Otto Bauer est sur la même ligne et au tout début des années 1920, il dit ainsi de la Russie soviétique la chose suivante :
« Toute révolution bourgeoise commence par la révolte de la bourgeoisie contre l’absolutisme et contre la féodalité. Mais ce soulèvement déchaîne les forces des masses laborieuses : éléments plébéiens dans les villes, paysans dans les campagnes (…).
L’idéologie communiste de la Révolution russe était une de ces idéologies enthousiastes, illusoires, utopiques, auxquelles la révolution bourgeoise est toujours sujette durant sa phase de dictature plébéienne.
Elle a, dans le développement de la Révolution russe, la même importance qu’ont eue l’idéologie du « royaume d’Israël » dans la Révolution anglaise, l’idéologie égalitaire jacobine dans la Révolution française.
Le communisme russe n’est pas le socialisme d’un prolétariat évolué, éduqué, mûri sur la base du grand capitalisme, capable de mener la lutte réelle pour la socialisation de tous les moyens de production et d’échange déjà préformée, déjà rendue matériellement possible par l’évolution du capitalisme lui-même.

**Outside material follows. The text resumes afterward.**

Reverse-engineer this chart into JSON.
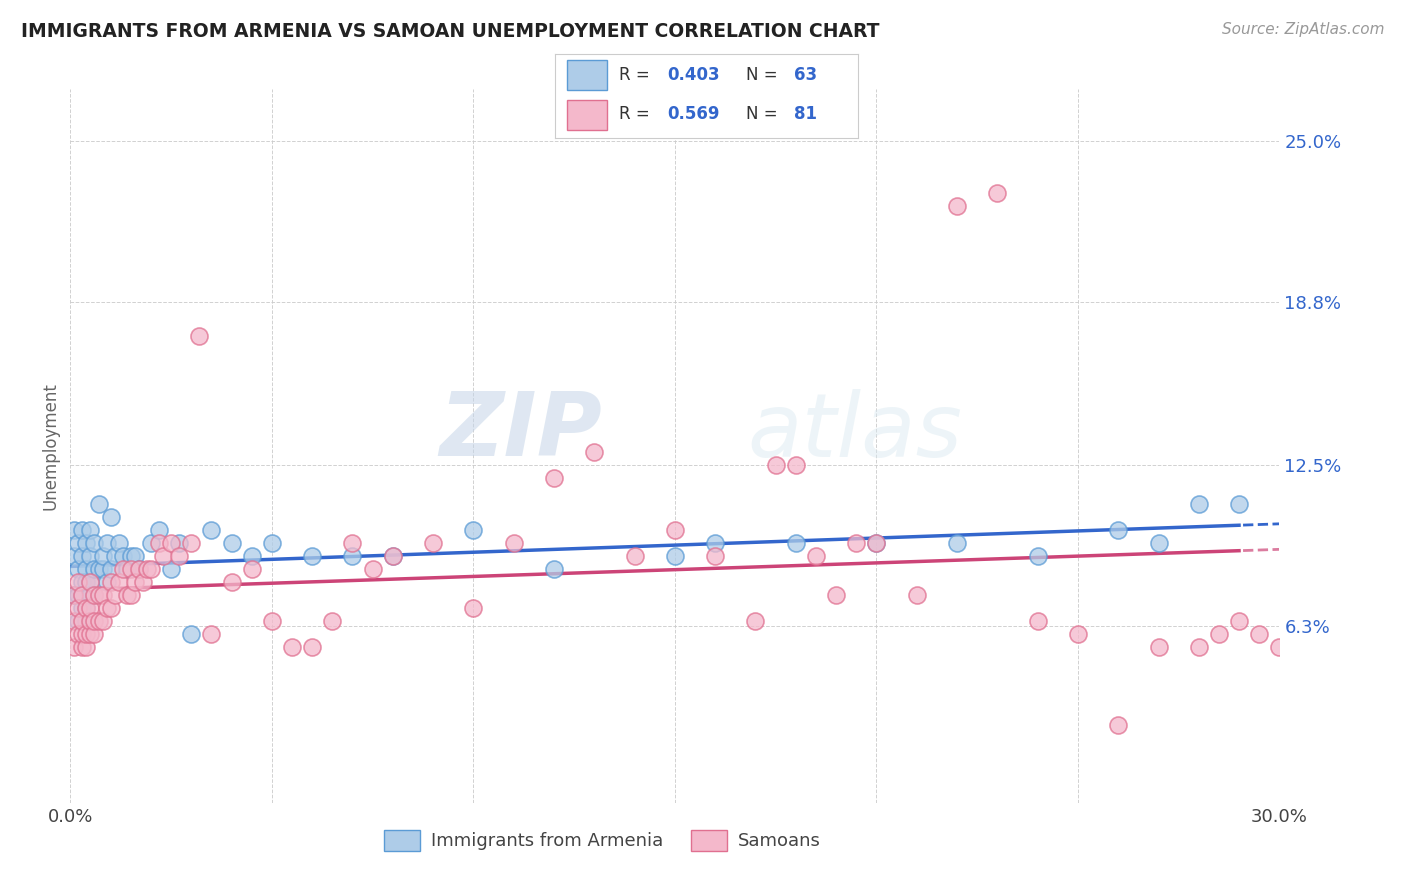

Il a été plutôt l’illusion des masses plébéiennes d’un pays qui vient seulement de s’affranchir ds chaînes de la féodalité, masses qui, hissées temporairement au pouvoir par la révolution bourgeoise, cherchent en vain à réaliser leur idéal pour échouer contre le degré de développement trop bas des forces productives et par apprendre de l’expérience que leur domination ne peut réaliser leur idéal communiste, mais n’a été que le moyen employé par l’histoire pour détruire touts les vestiges de la féodalité et créer par là les conditions de développement du capitalisme sur une nouvelle base élargie (…).
La pratique réelle du « cours nouveau » [il s’agit de la période de la NEP] est la reconstruction de l’économie capitaliste.
Mais on avait cru pouvoir accomplir cette reconstruction du capitalisme sous la « dictature du prolétariat ». C’est encore et toujours une utopie, toujours une illusion. »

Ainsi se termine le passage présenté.